Friday, February 20, 2015

Aku Benci Laba-laba


Aku benci laba-laba. Itu disebut arachnophobia dalam bahasa latin. Ketakutanku akan laba-laba sudah terbentuk sejak aku masih duduk di bangku TK. Salah satu orang dewasa—yang sekarang aku lupa nama dan wajahnya—pernah menakut-nakutiku.

Waktu itu aku melihat laba-laba berukuran kurang lebih setelapak tangan orang dewasa. Laba-laba itu sedang mengintai dari bawah lemari kayu di lantai dua rumahku yang lama—sekarang rumah berlantai dua itu dijual kepada teman papaku, dan kami membangun rumah yang lebih besar namun tidak bertingkat. Aku terus mengawasi laba-laba itu, dan begitu pula sebaliknya. Sepertinya laba-laba itu merasa terancam dan ingin mencari tempat perlindungan yang lebih aman karena terus-terusan aku pelototi.

Waktu itu aku memang tidak takut dengan laba-laba, atau belum lebih tepatnya. Sedetik kemudian, ketakutanku terbentuk. Orang dewasa itu berteriak ngeri dengan maksud menakut-nakuti ketika laba-laba itu mulai merayap cepat dengan delapan kakinya yang kurus, hitam, dan panjang ke arahku. Aku terlonjak kaget dan merasa ngeri, jijik, dan sekaligus kesal setengah mati pada orang dewasa yang sudah menakut-nakuti tersebut. Aku pun menangis kencang.
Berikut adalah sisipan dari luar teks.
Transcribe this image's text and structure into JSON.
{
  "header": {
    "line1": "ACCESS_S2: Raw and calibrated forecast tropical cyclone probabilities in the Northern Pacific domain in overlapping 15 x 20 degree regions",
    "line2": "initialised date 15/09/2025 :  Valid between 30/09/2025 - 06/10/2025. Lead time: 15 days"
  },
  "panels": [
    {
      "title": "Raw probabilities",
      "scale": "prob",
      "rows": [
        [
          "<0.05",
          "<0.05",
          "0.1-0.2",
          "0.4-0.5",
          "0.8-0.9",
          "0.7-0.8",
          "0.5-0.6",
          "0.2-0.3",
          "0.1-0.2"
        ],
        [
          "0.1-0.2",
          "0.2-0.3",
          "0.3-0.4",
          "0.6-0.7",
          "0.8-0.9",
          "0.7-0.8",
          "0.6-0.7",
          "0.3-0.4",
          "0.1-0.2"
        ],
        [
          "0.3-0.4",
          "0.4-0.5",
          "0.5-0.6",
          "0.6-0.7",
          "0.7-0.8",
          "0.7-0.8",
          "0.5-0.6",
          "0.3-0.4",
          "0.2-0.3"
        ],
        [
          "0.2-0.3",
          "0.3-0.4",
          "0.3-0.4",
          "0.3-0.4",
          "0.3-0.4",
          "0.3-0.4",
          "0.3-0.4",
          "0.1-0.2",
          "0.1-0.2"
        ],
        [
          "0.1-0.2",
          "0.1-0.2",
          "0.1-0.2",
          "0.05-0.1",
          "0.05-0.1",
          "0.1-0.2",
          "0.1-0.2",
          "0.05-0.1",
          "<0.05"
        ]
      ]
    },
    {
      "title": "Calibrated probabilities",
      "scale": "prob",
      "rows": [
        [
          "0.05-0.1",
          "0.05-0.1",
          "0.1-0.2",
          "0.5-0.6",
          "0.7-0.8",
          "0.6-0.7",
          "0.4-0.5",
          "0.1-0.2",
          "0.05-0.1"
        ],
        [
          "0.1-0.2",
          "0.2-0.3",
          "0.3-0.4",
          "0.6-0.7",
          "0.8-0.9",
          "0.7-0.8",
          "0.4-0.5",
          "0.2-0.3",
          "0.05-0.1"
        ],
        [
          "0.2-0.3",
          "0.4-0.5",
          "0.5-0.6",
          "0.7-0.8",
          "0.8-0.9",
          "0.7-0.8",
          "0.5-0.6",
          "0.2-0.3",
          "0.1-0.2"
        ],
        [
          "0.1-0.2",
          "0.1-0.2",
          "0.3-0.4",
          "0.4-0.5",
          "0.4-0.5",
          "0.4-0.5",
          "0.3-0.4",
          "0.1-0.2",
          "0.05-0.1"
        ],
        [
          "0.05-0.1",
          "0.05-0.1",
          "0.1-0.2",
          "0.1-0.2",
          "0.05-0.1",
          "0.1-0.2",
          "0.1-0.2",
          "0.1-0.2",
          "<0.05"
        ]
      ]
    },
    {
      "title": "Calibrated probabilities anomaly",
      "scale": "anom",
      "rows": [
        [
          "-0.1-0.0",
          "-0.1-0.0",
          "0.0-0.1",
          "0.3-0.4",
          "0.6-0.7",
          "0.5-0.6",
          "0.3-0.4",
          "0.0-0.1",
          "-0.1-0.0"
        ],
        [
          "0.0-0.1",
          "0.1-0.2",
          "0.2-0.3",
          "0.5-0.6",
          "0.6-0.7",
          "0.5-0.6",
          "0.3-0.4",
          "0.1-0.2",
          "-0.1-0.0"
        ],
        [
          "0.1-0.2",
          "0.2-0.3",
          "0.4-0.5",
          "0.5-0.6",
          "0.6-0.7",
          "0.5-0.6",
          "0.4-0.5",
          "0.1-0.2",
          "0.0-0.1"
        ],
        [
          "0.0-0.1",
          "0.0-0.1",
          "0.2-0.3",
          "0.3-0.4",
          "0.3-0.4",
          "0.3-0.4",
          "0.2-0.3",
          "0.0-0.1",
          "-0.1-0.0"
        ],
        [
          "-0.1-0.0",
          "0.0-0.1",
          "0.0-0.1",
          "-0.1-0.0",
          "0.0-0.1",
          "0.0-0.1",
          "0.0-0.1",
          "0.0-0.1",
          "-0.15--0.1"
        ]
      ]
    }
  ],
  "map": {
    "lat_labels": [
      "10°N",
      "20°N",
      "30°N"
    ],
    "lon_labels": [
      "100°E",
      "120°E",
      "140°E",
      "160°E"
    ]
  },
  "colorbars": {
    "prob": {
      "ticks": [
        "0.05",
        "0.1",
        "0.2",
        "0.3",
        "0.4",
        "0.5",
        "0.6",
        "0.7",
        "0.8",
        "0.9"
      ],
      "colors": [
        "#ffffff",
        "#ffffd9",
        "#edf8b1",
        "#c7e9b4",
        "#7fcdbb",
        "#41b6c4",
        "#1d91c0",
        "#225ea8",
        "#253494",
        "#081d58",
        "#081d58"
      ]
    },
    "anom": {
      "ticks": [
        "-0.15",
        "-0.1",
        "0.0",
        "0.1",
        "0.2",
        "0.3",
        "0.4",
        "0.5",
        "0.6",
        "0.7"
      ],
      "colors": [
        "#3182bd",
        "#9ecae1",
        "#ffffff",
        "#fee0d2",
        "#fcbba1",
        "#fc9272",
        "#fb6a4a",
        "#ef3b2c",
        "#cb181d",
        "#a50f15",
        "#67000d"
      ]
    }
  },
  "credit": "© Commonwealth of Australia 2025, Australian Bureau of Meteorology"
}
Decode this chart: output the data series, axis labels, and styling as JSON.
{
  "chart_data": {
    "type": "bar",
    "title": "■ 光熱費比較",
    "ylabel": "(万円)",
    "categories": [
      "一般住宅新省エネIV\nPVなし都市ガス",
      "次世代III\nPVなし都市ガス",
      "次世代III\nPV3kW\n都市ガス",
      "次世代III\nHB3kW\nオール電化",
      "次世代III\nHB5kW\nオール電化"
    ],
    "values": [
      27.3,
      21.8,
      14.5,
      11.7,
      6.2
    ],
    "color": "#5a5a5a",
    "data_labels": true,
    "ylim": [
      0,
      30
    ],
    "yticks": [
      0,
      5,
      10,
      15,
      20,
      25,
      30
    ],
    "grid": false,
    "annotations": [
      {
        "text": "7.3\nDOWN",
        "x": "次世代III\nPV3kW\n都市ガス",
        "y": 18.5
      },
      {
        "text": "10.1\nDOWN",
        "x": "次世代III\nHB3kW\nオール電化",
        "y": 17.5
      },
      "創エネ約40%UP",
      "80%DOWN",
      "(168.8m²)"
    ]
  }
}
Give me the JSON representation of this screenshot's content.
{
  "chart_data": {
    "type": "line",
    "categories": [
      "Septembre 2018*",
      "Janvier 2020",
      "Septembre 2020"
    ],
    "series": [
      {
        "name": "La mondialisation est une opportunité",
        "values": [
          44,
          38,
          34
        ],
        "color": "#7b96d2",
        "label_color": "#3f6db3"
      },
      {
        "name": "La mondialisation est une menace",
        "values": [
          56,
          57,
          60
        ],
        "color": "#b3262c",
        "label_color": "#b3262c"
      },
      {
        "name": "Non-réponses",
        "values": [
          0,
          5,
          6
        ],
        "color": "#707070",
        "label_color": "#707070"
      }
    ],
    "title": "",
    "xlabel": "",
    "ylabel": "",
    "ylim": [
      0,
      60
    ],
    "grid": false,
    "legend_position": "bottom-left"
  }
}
Sejak saat itu, aku takut dengan makhluk yang bernama laba-laba.

Aku juga pernah menjumpai pajangan dinding berbentuk laba-laba yang sangat besar di sebuah warung padang dekat rumahku. Waktu pertama kali melihat, bulu kudukku meremang. Badanku gemetar, tapi mataku malah terus memelototinya. Penasaran pajangan tersebut terbuat dari apa. Aku bergidik ngeri ketika pikiran liarku mengasumsikan bahwa pajangan tersebut berasal dari hewan yang diawetkan. Bayangkan saja jika laba-laba berukuran sebesar tampah, berwarna hitam, tiga dimensi, yang kaki-kakinya sedang menekuk itu hidup, merayap di dinding kamarmu. Hiiii… ngeri!

Aku tidak mengerti apa yang dipikirkan oleh si pemilik warung ketika memutuskan menaruh hewan mengerikan tersebut sebagai pajangan dinding, tepat di atas meja pelanggan. Di sebelah pajangan laba-laba tersebut aku juga melihat pajangan yang berukuran sama namun berbentuk kalajengking. Sungguh selera makanku telah seketika hilang dari detik pertama melangkahkan kaki dalam warung tersebut. Aku berpura-pura kepada pelayan bahwa lauk yang aku inginkan tidak ada di pilihan menu yang tersedia. Setelah mengucapkan “maaf mbak, nggak jadi” aku melesat keluar sambil bergidik. Bersumpah tidak akan pernah kembali lagi ke warung tersebut. Mungkin menurutmu berlebihan, tapi memang sebesar itulah ketakutanku terhadap laba-laba.

Pernah pula pada suatu malam aku bermimpi tentang laba-laba. Sungguh aku sesak napas ketika terbangun dari mimpi itu. Mimpiku berlatar tempat warung padang yang aku ceritakan sebelumnya—menyebalkan sekali sampai terbawa mimpi. Aku bersama kakak laki-lakiku sedang memesan nasi padang komplit. Ketika menunggu pelayan datang membawa pesanan kami, entah darimana asalnya kakakku memegang seekor laba-laba hitam, berkaki gendut,dan  berbulu—tarantula—di tangannya, dan mulai menakut-nakuti dengan mendekatkan laba-laba itu ke wajahku. Aku ingin berteriak namun tidak bisa. Sesaat aku sadar bahwa itu hanya mimpi. Aku membuang napas dengan tersengal-sengal seperti orang habis lari. Rasanya mirip seperti mimpi dikejar setan, ketika kau ingin berteriak tapi tak bisa. Sebesar itulah ketakutanku akan laba-laba.